By Katya Adler
BBC News, Gaza
Thirty hooded gunmen sit at desks around a flip chart, pen and paper in hand, listening to a lecture on the laws of war by the international Red Cross.
The Red Cross believes all parties should know the international laws
All the Palestinian armed factions have signed up to the course, though they are being taught in individual groups.
The head of Gaza operations for the Red Cross, Anthony Dalziel,
said the course was part of his organisation's worldwide effort to teach international humanitarian law to all parties in armed conflict.
"We've taught regular armies and militia groups all over," he said. "Congo, ex-Yugoslavia, Darfur, Colombia."
"We see ourselves as the guardians of international humanitarian law.
"So wherever there are arms carriers, with the ability to influence who is a victim in conflict, these are the people we want to approach, who should know these laws."
Rights and responsibilities
Students are taught basic first aid so they can help injured civilians
Here in Gaza the classes are lively. The teacher is locally-recruited Red Cross staffer Iyad Nasr.
"The guys like to push and to challenge us. They seem to enjoy, to be interested even in the material they are given.
"I can quote one of the guys who said to me, what you are teaching us, this is not the law, this is our life."
Mr Nasr told me how surprised some of the gunmen were to find that groups like theirs have a status under international law.
"But then they also have to realise they have responsibilities. Legal ones. And if they don't keep them, they can be prosecuted under international law.
"And that comes as quite a surprise to these guys, most of whom have always viewed themselves as the victims."
And as freedom fighters, with right on their side.
As the class progresses, bandage wrappers are torn open. The gunmen are given a practical lesson in first aid.
All over the room, masked men pair up to practise, juggling bandages, splints and rescue lifts.
It is an incongruous sight but it sums up the main message of the Red Cross here - it doesn't matter who you are, in times of armed conflict it is your duty to protect civilians, the injured and prisoners.
But will these men change their behaviour outside the classroom?
I asked Abu Hotheifa, one of the gunmen on the course.
"There are things we learned here that surprised us. Things we weren't aware of but as to whether our actions will change on the ground, that is up to our leaders. They decide. Not us."
Civilians are often the victims in the Israeli-Palestinian conflict and in Palestinian in-fighting.
Gunmen use busy streets, even private homes, as battlegrounds.
Armed Palestinian groups fire rockets at Israeli towns like Sderot, just over the Gaza border, almost every day. Sometimes using public areas, like schools, as launch sites.
Abu Khaled is a local factional leader in Gaza.
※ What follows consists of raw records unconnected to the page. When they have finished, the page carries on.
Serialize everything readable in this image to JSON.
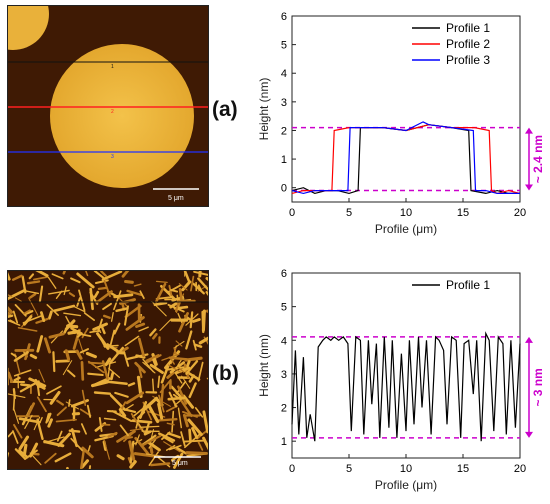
{
  "panels": {
    "a": {
      "label": "(a)",
      "scale_bar": "5 μm",
      "line_markers": [
        "1",
        "2",
        "3"
      ]
    },
    "b": {
      "label": "(b)",
      "scale_bar": "5 μm"
    }
  },
  "chart_data": [
    {
      "type": "line",
      "xlabel": "Profile (μm)",
      "ylabel": "Height (nm)",
      "xlim": [
        0,
        20
      ],
      "ylim": [
        -0.5,
        6
      ],
      "xticks": [
        0,
        5,
        10,
        15,
        20
      ],
      "yticks": [
        0,
        1,
        2,
        3,
        4,
        5,
        6
      ],
      "legend_position": "top-right",
      "reference_lines": [
        2.1,
        -0.1
      ],
      "annotation": "~ 2.4 nm",
      "annotation_color": "#cc00cc",
      "series": [
        {
          "name": "Profile 1",
          "color": "#000000",
          "x": [
            0,
            1,
            2,
            3,
            4,
            5,
            5.8,
            6.0,
            8,
            10,
            12,
            14,
            15.5,
            15.7,
            17,
            18,
            19,
            20
          ],
          "y": [
            -0.1,
            0.0,
            -0.2,
            -0.1,
            -0.1,
            -0.2,
            -0.1,
            2.1,
            2.1,
            2.0,
            2.2,
            2.1,
            2.0,
            -0.1,
            -0.2,
            -0.1,
            -0.2,
            -0.2
          ]
        },
        {
          "name": "Profile 2",
          "color": "#ff0000",
          "x": [
            0,
            1,
            2,
            3,
            3.5,
            3.7,
            5,
            8,
            10,
            12,
            14,
            16,
            17.3,
            17.5,
            18,
            19,
            20
          ],
          "y": [
            -0.2,
            -0.1,
            -0.1,
            -0.1,
            -0.1,
            2.0,
            2.1,
            2.1,
            2.0,
            2.2,
            2.1,
            2.1,
            2.0,
            -0.1,
            -0.2,
            -0.1,
            -0.2
          ]
        },
        {
          "name": "Profile 3",
          "color": "#0000ff",
          "x": [
            0,
            1,
            2,
            3,
            4,
            4.9,
            5.1,
            8,
            10,
            11.5,
            12,
            14,
            15.9,
            16.1,
            17,
            18,
            19,
            20
          ],
          "y": [
            -0.1,
            -0.2,
            -0.1,
            -0.1,
            -0.1,
            -0.1,
            2.1,
            2.1,
            2.0,
            2.3,
            2.2,
            2.1,
            2.0,
            -0.1,
            -0.1,
            -0.2,
            -0.2,
            -0.2
          ]
        }
      ]
    },
    {
      "type": "line",
      "xlabel": "Profile (μm)",
      "ylabel": "Height (nm)",
      "xlim": [
        0,
        20
      ],
      "ylim": [
        0.5,
        6
      ],
      "xticks": [
        0,
        5,
        10,
        15,
        20
      ],
      "yticks": [
        1,
        2,
        3,
        4,
        5,
        6
      ],
      "legend_position": "top-right",
      "reference_lines": [
        4.1,
        1.1
      ],
      "annotation": "~ 3 nm",
      "annotation_color": "#cc00cc",
      "series": [
        {
          "name": "Profile 1",
          "color": "#000000",
          "x": [
            0,
            0.3,
            0.6,
            1.0,
            1.3,
            1.6,
            2.0,
            2.3,
            2.7,
            3.0,
            3.4,
            3.7,
            4.1,
            4.5,
            4.9,
            5.2,
            5.6,
            6.0,
            6.3,
            6.7,
            7.0,
            7.4,
            7.7,
            8.1,
            8.5,
            8.8,
            9.2,
            9.6,
            10.0,
            10.3,
            10.7,
            11.1,
            11.4,
            11.8,
            12.2,
            12.6,
            12.9,
            13.3,
            13.6,
            14.0,
            14.4,
            14.8,
            15.1,
            15.5,
            15.9,
            16.2,
            16.6,
            17.0,
            17.3,
            17.7,
            18.1,
            18.5,
            18.8,
            19.2,
            19.6,
            20.0
          ],
          "y": [
            1.5,
            3.7,
            1.2,
            3.5,
            1.1,
            1.8,
            1.0,
            3.8,
            4.0,
            4.1,
            4.0,
            4.1,
            4.0,
            4.1,
            3.9,
            1.3,
            4.1,
            4.0,
            1.2,
            4.0,
            2.1,
            3.9,
            1.1,
            4.1,
            1.4,
            4.0,
            1.1,
            3.6,
            1.3,
            4.0,
            1.5,
            4.1,
            2.0,
            4.0,
            1.2,
            4.1,
            4.0,
            3.7,
            1.5,
            4.1,
            4.0,
            1.1,
            3.9,
            4.0,
            2.4,
            4.0,
            1.0,
            4.2,
            4.0,
            1.3,
            4.1,
            3.9,
            1.2,
            4.0,
            1.4,
            3.9
          ]
        }
      ]
    }
  ]
}
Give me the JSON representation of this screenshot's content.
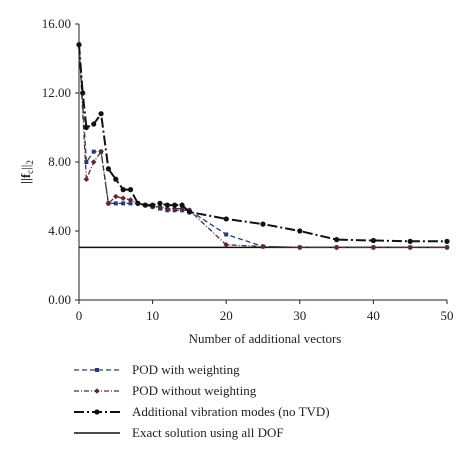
{
  "chart_data": {
    "type": "line",
    "title": "",
    "xlabel": "Number of additional vectors",
    "ylabel": "||f_c||_2",
    "ylabel_main": "||f",
    "ylabel_sub": "c",
    "ylabel_tail": "||",
    "ylabel_tail_sub": "2",
    "xlim": [
      0,
      50
    ],
    "ylim": [
      0,
      16
    ],
    "x_ticks": [
      "0",
      "10",
      "20",
      "30",
      "40",
      "50"
    ],
    "y_ticks": [
      "0.00",
      "4.00",
      "8.00",
      "12.00",
      "16.00"
    ],
    "legend_position": "bottom",
    "series": [
      {
        "name": "POD with weighting",
        "color": "#2a3a6e",
        "style": "dashed",
        "marker": "square",
        "x": [
          0,
          1,
          2,
          3,
          4,
          5,
          6,
          7,
          8,
          9,
          10,
          11,
          12,
          13,
          14,
          15,
          20,
          25,
          30,
          35,
          40,
          45,
          50
        ],
        "y": [
          14.8,
          8.0,
          8.6,
          8.6,
          5.6,
          5.6,
          5.6,
          5.6,
          5.6,
          5.5,
          5.4,
          5.3,
          5.2,
          5.2,
          5.2,
          5.2,
          3.8,
          3.1,
          3.05,
          3.05,
          3.05,
          3.05,
          3.05
        ]
      },
      {
        "name": "POD without weighting",
        "color": "#5a2a3a",
        "style": "dash-dot",
        "marker": "diamond",
        "x": [
          0,
          1,
          2,
          3,
          4,
          5,
          6,
          7,
          8,
          9,
          10,
          11,
          12,
          13,
          14,
          15,
          20,
          25,
          30,
          35,
          40,
          45,
          50
        ],
        "y": [
          14.8,
          7.0,
          8.0,
          8.6,
          5.6,
          6.0,
          5.9,
          5.8,
          5.6,
          5.5,
          5.4,
          5.4,
          5.3,
          5.3,
          5.3,
          5.2,
          3.2,
          3.1,
          3.05,
          3.05,
          3.05,
          3.05,
          3.05
        ]
      },
      {
        "name": "Additional vibration modes (no TVD)",
        "color": "#111111",
        "style": "dash-dot-long",
        "marker": "circle",
        "x": [
          0,
          0.5,
          1,
          2,
          3,
          4,
          5,
          6,
          7,
          8,
          9,
          10,
          11,
          12,
          13,
          14,
          15,
          20,
          25,
          30,
          35,
          40,
          45,
          50
        ],
        "y": [
          14.8,
          12.0,
          10.0,
          10.2,
          10.8,
          7.6,
          7.0,
          6.4,
          6.4,
          5.6,
          5.5,
          5.5,
          5.6,
          5.5,
          5.5,
          5.5,
          5.1,
          4.7,
          4.4,
          4.0,
          3.5,
          3.45,
          3.4,
          3.4
        ]
      },
      {
        "name": "Exact solution using all DOF",
        "color": "#111111",
        "style": "solid",
        "marker": "none",
        "x": [
          0,
          50
        ],
        "y": [
          3.05,
          3.05
        ]
      }
    ]
  }
}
He told me his fighters were told to take the Red Cross course to show the world they are not as many see them.
"People think we are terrorists," he said. "But actually the Islamic law we follow is far stricter than international law in its rules of how to protect civilians and prisoners in war.
"By coming to the courses, we want to prove we are aware of international regulations. In fact, it is the other side which attacks civilians and kills innocent people."
I asked Abu Khaled about the rockets fired at Israel by his faction and others, with the aim of killing ordinary Israelis.
"They are responsible," he insisted. "You can't expect the victims to respect the laws alone. If they stop targeting our civilians, they will see we are open to leaving theirs alone."
Then came a threat not entirely in keeping with the Red Cross class going on around us.
"If they keep hurting our civilians they should know - today we may be targeting their people in Sderot , tomorrow and in the future, with new technology, our resistance will spread further.
"Our missiles will reach deeper inside Israel."
Does Israel think the Red Cross courses will make any difference in the Israeli-Palestinian conflict?
The militants say they are only defending themselves
Mark Regev is a spokesman for the Israeli Foreign Ministry.
"If these groups change their behaviour and stop deliberately targeting civilians, if they stopped kidnapping, stopped shooting rockets in to civilian population centres. If they said 'No more suicide bombings', that would be a significant change.
"Is that about to happen? I'm afraid I'm doubtful."
The Red Cross also teaches Israel's army about the Geneva Conventions.
Both sides in this conflict are accused of breaking international law.
But Palestinian gunmen and Israel's commanders both insist that they respect the rules.
Each blames the other when the fighting gets dirty.